Benefits of Bi-Amping high-powered amps?


I have a class D Spectron Musician amp that is rated at 500w into 8 ohms. My speakers, Von Schweikert 4.5 III's, are rated at 89db and 6 ohm at which the Musician outputs 600w. Would there be any reason to vertically bi-amp these amps? They seems to have alot of headroom as it is. Does it make sense to bi-amp high output amps?
Thanks for your thoughts.
Regards,
Patrick
rockhead
Obviously you don't have a power problem issue, but bi-amping can provide other benefits. The advantage of using an electronic crossover, and eliminating the passive ones, can have a real sonic benefit. Also, vertical bi-amping provides true dual-mono amp configuration, which can also be advantageous. There are also some trade-offs like cost, additional interconnects, system complexity, longer signal path with the elec. Xover, etc.
There is a place in philidelphia called DAVID MANN AUDIO.
I had some good conversations with Barry Mann about this and he seemed real intellegent. Then I did a search on the web and found he actually had a white paper on the subject, and from my conversations with him, I could also tell you that it is his experience, not (just) theory. In short, the long version of the above, (HA!).
I am guessing that the improvement would be marginal and have a bad price/performance ratio. I probably would get more bang for my buck buying a Hydra or an Audio Magic Stealth and some Aurios.
Of course, the best place to spend the 2-2.5K might be to get a record washer and an analoge set-up. I'm sure Twl would agree.

Regards,
Patrick
In reality bi-amping or any multiple amped system will be a far better sound than single amping. The reason is that each amp only has to work in a certain frequency range increasing all the impotant parameters associated with playback. Tha misconception is that two or more amps on todays popular speakers is delivering the same advantages as using active crossovers. The amp still operates at full bandwidth and is not nearly as efficient as one playing a limited frequency range. The limiting factor is cost. The speake cannot contain internal crossovers and must allow for true bi-amp capability and away we go with the dough. I don't mean it cannot contain any crossover as most mid and tweet sectionns still will have something to limit there range but if this is done electrically it is way better. Just my opinion.
Yes, there is an advantage in bi-amping either vertically or horizontally, but the big advantage would be with actively biamping your speakers, if done right.
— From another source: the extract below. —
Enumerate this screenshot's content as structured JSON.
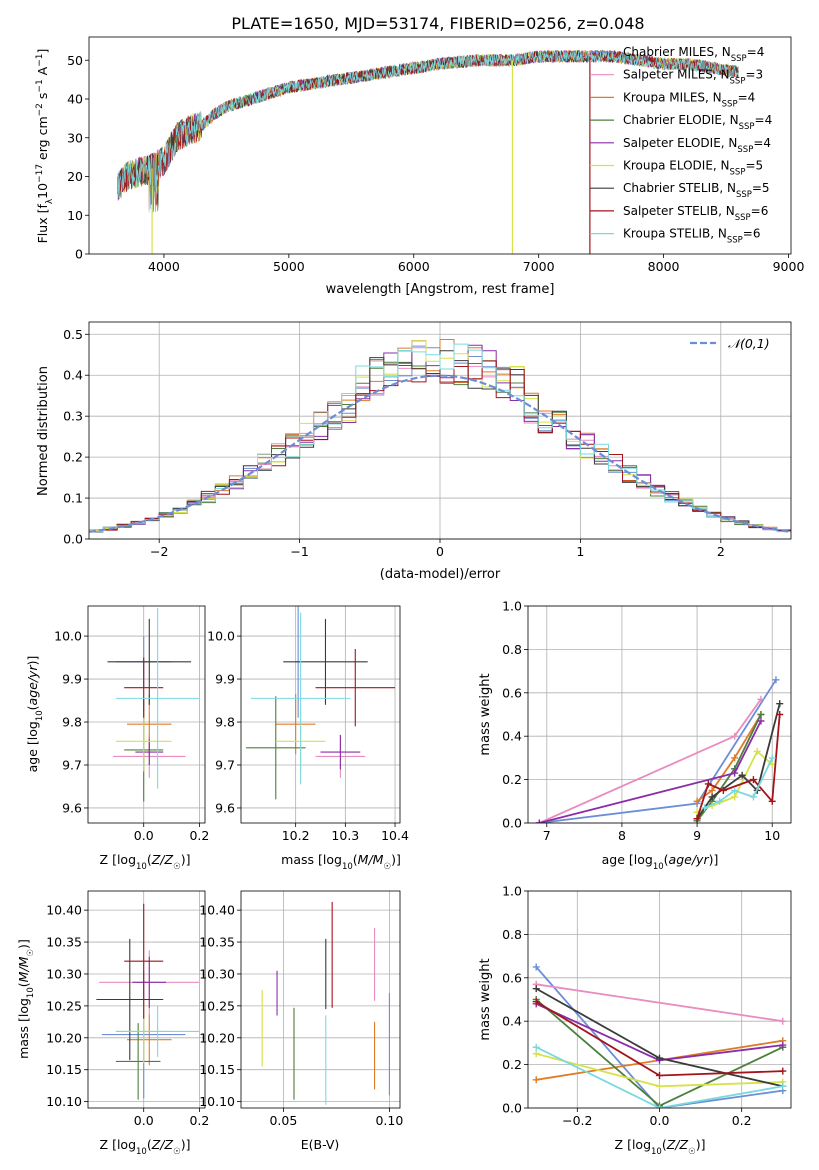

I was lucky in that Dan D'Agostino of Krell designed the modifications to my B&W800's as well as the crossover board for his KBX electronic x-over. Altough my speakers have a sensativity rating of 93 dB/watt, the difference was staggering....the biggest improvement that I ever made to my system, bar none.

I would contact Krell and see if they will do the same for your speakers. If they will, save your pennies and buy a KBX, and do the change.

Richard
Save your money.I have biamped the Musician II with VSA vr7s and I could not hear any difference between running them either way.There are those who claim that verticaly biamping will improve sound more so than Horizontly biamping and again I can hear no difference.Using an active crossover may very well yield some benefits,but not at what it cost to do it right.